Challenging the Notion of 9/11 Republicans vs. Abu Ghraib Democrats


talkinghead_leftg.gifHere is an interesting snippet of a Blogginheads Diavlog between Jacob Heilbrunn and Eli Lake that the New York Times ran this morning.

Here is the longer, 63 minute long
I particularly like Heilbrunn’s comments at the end of this clip about John McCain’s absorption of the neocon ethic — and the fatal mistake that neocons in the Bush administration made in confusing the actions of “discrete groups of terrorists” with states.
Heilbrunn is the author of the must-read They Knew They Were Right: The Rise of the Neocons, and Eli Lake is Washington Correspondent for the New York Sun and recently wrote this take on Obama’s foreign policy team.
— Steve Clemons


11 comments on “Challenging the Notion of 9/11 Republicans vs.
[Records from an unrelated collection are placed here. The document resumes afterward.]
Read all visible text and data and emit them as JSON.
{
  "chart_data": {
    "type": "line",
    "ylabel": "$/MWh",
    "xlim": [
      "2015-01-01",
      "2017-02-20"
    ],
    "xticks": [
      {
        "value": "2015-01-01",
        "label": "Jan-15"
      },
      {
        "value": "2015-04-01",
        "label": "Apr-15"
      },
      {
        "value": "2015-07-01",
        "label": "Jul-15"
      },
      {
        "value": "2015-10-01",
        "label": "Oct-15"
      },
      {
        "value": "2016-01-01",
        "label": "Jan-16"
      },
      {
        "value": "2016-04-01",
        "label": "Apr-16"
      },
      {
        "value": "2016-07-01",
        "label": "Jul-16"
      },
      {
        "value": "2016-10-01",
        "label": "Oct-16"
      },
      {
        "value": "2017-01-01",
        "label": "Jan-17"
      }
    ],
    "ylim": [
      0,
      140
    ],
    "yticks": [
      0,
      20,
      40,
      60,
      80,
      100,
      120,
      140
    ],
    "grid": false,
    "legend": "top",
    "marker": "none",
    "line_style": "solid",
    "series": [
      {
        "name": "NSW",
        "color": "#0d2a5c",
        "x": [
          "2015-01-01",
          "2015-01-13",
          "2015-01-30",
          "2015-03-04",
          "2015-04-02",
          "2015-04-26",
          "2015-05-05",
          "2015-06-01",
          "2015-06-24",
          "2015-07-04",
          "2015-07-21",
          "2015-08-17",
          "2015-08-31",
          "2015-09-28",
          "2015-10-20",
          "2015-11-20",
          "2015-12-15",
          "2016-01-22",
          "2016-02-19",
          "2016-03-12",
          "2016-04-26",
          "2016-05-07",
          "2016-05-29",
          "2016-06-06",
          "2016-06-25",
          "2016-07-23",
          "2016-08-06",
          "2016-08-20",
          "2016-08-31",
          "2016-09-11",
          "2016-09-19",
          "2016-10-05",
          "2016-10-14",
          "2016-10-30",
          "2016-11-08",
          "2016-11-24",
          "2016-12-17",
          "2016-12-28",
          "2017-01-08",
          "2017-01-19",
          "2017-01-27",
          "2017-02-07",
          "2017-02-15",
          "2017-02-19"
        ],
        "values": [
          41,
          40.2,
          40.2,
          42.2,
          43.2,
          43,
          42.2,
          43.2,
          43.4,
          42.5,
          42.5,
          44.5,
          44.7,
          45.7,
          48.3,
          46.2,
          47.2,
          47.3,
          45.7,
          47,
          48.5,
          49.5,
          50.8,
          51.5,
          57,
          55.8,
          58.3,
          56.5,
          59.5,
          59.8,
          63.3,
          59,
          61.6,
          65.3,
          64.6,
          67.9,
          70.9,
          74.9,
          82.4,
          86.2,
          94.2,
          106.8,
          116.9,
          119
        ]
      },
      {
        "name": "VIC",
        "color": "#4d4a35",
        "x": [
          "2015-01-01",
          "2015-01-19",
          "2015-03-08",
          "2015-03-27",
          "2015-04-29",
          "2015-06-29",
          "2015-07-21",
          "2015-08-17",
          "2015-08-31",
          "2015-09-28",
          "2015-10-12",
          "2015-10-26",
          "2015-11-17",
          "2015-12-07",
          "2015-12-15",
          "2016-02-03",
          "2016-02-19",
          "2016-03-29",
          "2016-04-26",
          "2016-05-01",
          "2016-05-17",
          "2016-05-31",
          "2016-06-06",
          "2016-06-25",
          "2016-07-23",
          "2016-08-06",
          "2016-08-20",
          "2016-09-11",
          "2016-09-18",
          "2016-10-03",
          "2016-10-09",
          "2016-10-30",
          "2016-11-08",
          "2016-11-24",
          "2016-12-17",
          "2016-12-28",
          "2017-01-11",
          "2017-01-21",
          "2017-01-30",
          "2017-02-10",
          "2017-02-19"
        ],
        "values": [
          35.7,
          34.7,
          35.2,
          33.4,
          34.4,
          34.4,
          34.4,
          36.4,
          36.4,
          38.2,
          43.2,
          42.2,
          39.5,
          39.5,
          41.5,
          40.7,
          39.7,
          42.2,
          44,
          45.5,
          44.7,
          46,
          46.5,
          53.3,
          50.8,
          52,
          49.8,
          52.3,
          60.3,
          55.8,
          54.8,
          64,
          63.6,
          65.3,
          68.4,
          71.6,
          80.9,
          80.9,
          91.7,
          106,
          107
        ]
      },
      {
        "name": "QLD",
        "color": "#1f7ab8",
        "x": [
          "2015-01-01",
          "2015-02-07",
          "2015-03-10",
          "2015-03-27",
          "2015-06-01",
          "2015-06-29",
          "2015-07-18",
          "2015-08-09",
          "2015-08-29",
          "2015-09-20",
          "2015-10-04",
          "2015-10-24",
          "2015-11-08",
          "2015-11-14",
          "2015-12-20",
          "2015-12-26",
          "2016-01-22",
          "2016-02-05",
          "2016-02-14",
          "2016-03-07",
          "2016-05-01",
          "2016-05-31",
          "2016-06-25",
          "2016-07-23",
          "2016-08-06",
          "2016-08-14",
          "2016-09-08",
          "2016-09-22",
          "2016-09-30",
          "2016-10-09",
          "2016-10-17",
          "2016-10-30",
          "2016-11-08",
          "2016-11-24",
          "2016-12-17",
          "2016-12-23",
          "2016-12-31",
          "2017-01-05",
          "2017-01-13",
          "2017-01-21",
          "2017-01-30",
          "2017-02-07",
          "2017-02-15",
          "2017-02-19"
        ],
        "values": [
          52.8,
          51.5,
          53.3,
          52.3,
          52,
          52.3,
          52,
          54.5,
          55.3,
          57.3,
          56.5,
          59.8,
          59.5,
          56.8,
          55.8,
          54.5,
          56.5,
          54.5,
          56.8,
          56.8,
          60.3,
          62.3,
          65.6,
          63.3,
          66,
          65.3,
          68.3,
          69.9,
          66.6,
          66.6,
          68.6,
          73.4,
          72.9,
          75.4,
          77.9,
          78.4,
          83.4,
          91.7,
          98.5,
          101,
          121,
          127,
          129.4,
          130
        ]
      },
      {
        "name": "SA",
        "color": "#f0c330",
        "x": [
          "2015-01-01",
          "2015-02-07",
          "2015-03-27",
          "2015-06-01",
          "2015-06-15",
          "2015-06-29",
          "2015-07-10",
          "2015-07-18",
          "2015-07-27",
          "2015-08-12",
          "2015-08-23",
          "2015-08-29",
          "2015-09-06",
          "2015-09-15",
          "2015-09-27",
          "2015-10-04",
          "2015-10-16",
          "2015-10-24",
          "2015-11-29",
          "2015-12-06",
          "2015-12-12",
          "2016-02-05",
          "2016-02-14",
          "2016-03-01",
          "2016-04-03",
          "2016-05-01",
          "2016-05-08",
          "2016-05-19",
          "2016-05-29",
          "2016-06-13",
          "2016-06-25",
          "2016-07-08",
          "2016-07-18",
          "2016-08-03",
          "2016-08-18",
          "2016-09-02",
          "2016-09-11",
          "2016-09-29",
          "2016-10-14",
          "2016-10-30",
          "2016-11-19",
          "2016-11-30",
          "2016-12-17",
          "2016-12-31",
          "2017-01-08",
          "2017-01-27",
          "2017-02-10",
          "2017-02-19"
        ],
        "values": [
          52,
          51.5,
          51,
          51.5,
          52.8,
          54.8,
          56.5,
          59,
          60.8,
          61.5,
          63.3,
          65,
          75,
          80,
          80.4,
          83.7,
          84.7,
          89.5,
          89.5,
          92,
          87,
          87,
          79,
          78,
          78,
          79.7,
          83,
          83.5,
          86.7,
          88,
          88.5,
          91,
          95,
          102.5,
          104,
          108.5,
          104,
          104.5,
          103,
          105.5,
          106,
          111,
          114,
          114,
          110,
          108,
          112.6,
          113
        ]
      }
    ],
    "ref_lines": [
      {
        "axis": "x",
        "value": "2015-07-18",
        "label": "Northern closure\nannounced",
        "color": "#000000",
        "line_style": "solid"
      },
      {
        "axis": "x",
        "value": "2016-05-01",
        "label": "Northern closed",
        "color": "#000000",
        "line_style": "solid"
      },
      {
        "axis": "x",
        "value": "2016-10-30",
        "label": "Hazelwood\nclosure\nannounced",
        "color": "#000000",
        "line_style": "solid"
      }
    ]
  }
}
Abu Ghraib Democrats

  1. karenk says:

    9/11 was the best thing that ever could have happened…for them


  2. ExBrit says:

    I’d like to see Steve comment on The Shock Doctrine, too. I found Klein’s book convincing, and it is directly to the point re: Republican confusion or Republican intention.


  3. downtown says:

    “Creative destruction is our middle name”
    Michael Ledeen


  4. izc says:

    Steve, buildng on Mike’s question, I’d like to ask specifically what you think about Klein’s theory of shock doctrine/disaster capitalism. (haven’t seen you address this yet in TWN.)
    The influence of big economists like M. Friedman and big thinkers like Leo Strauss on the neo-cons is clear. What bothers me is the level of ‘conspiracy’ involved in accepting this theory.
    Is it not very difficult for mainstream, respected political commentators –perhaps like yourself– to bridge the gap between fringe academics/reporters like Klein and her supporters and the DC thinktank culture?
    While many bloggers easily address this issue because they are blisfully independent of the mainstream, I see little discussion among thinktank-types about the very sketchy buildup to and fallout from 9/11.
    Is this because there is simply no reason to question both our failure to prevent it and the unfolding of the War on Terror as a result of it? Or is it because bringing up anything remotely ‘conspiratorial’ is grounds for marginalization/dismissal from the discussion?
    I do hate to sound like a crank in bringing this up, but I think the problem is that the discussion is framed in precisely this way. Then the next thing you know you’re blaming the complicity of the corporate media, etc etc…
    I’m eager for a response as I feel this remains an underreported issue of great importance.


  5. Mike Treder says:

    Steve, it looks like there is a strong consensus among your readers — based on all the comments above — that the neocons deliberately chose to destabilize the Middle East. Their goal was not to “fight terror,” but to inflict chaos.
    If that’s true, as I believe it is, then you’d have to say the neocons were eminently successful. Naomi Klein (“The Shock Doctrine”) is right on. Are you ready to agree with all this?


  6. ... says:

    karlo -wall street and the bankers have to get their cut…


  7. Karlo says:

    It wasn’t confusion. The neocons were very clear about what they wanted to accomplish. The only problem is that their goals didn’t correspond to the goals of the average American. We’ve inherited a 3 trillion debt so that the oilmen in the administration can pass a couple hundred billion to their friends. If this is what we needed to do, we could have saved money by having everyone sign 20 year IOUs and then sending the money to the extremely wealthy. That way, we could have at least cut out some of the middle men.


  8. bks says:

    “Rout the Iranians!?” Ahmanijedad was doing a victory dance in the Green zone today!


  9. erichwwk says:

    Ditto for me. Absolutely NO confusion, except that deliberately produced to confuse the gullible, and create a smokescreen under which to act.
    In the modern global world of cheap communication, humanoid mobility,international corporations, mercenary armies, and militias isn’t the concept of “nation state” itself, as defined by Weber, becoming ambiguous, if not obsolete?
    Seems to me more and more humanoids fly the invisible flag of humanity, and there are more this and that “without boundaries”.


  10. .. says:

    i agree with dan.. i don’t think it was confusion, so much as intentional and to further particular interests that are not beneficial to ordinary americans.. anything to keep the military machine in biz seems to have been – and continues to be – the name of the game… the dems are fairly complicit in this too as i see it..


  11. Dan Kervick says:

    I don’t think it was confusion. The neocons never cared that much about terrorism. They were eager to promote whatever excuses they could find to get the US public to support a militarized transformation of the Middle East and its government. Pegging terrorism to real and imagined “state sponsors” fit the bill.